Kip Fulbeck’s photography project “Part Asian, 100% Hapa: A Retrospective” provided a lot of interesting testimony from Hapa individuals. I found it particularly interesting how the first participant, Sunida, a half-white half-Thai woman, found her racial ambiguity as an advantage when living in Thailand: “I got away with so much being half white,” she said. However, upon moving to Santa Barbara, she struggled with stereotypical assumptions and questions about Asians, such as “Do you even flush toilets?” in her encounters with Californians.
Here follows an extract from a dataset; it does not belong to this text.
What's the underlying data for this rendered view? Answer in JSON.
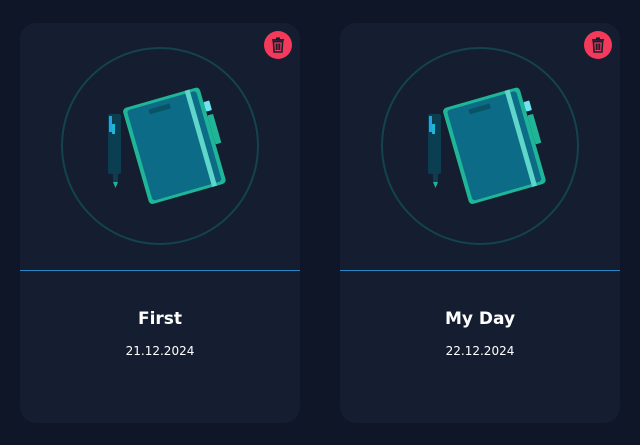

In this case, her multiracial identity functioned more like a social nuisance for racial prejudice, rather than a social advantage in Thailand. 
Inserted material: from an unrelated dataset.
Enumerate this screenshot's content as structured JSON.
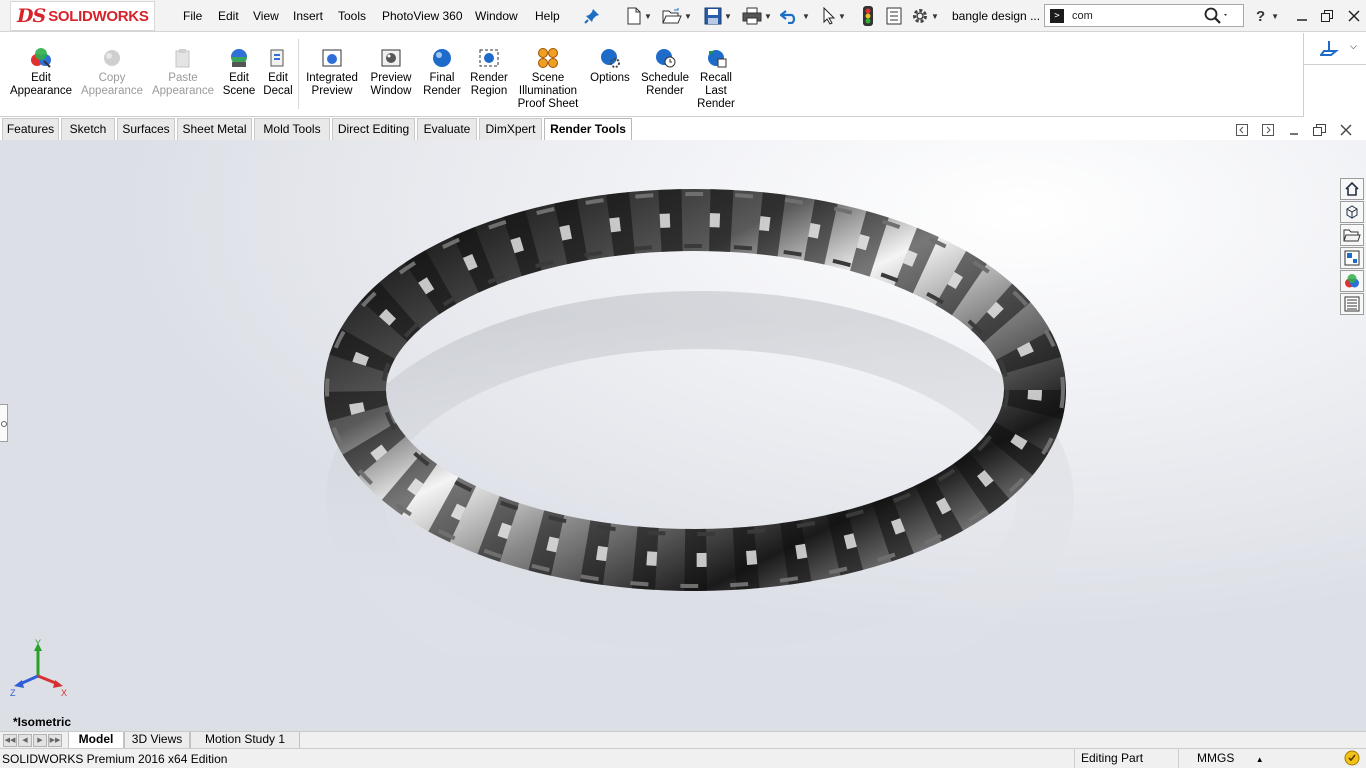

This example relates to the theme of “situational identity”, a concept by Jonathan Okamura, discussed in the first week of lecture. As mentioned by Professor Valverde, in the same way that Sunida’s mixed-race identity caused others to make racist assumptions about her lifestyle, Obama’s half-white and half-black identity and his predominant upbringing in Hawaii and in Indonesia around mostly Asian-American and Asian populations caused some people in the U.S. black community to not claim him as raised culturally “black”. I find this dissonance really interesting because Obama––although born as a half-black man and championing the title of the “United States’ first black president’––some members of the black community argued that Obama had to learn “how to be black,” or to develop amongst other African Americans in the culture of blackness, through his work in Chicago as a community organizer. These unique situations are very telling about the differing race-relations and conceptions of mixed-race individuals in the United States and in Asia. The variety of advantages and/or disadvantages of mixed-race individuals is very fascinating because each experience is unique and relative to each individuals’ social environment. 

Question: Out of all the 1200 participants photographed, why did the artist choose those 5 people for their book?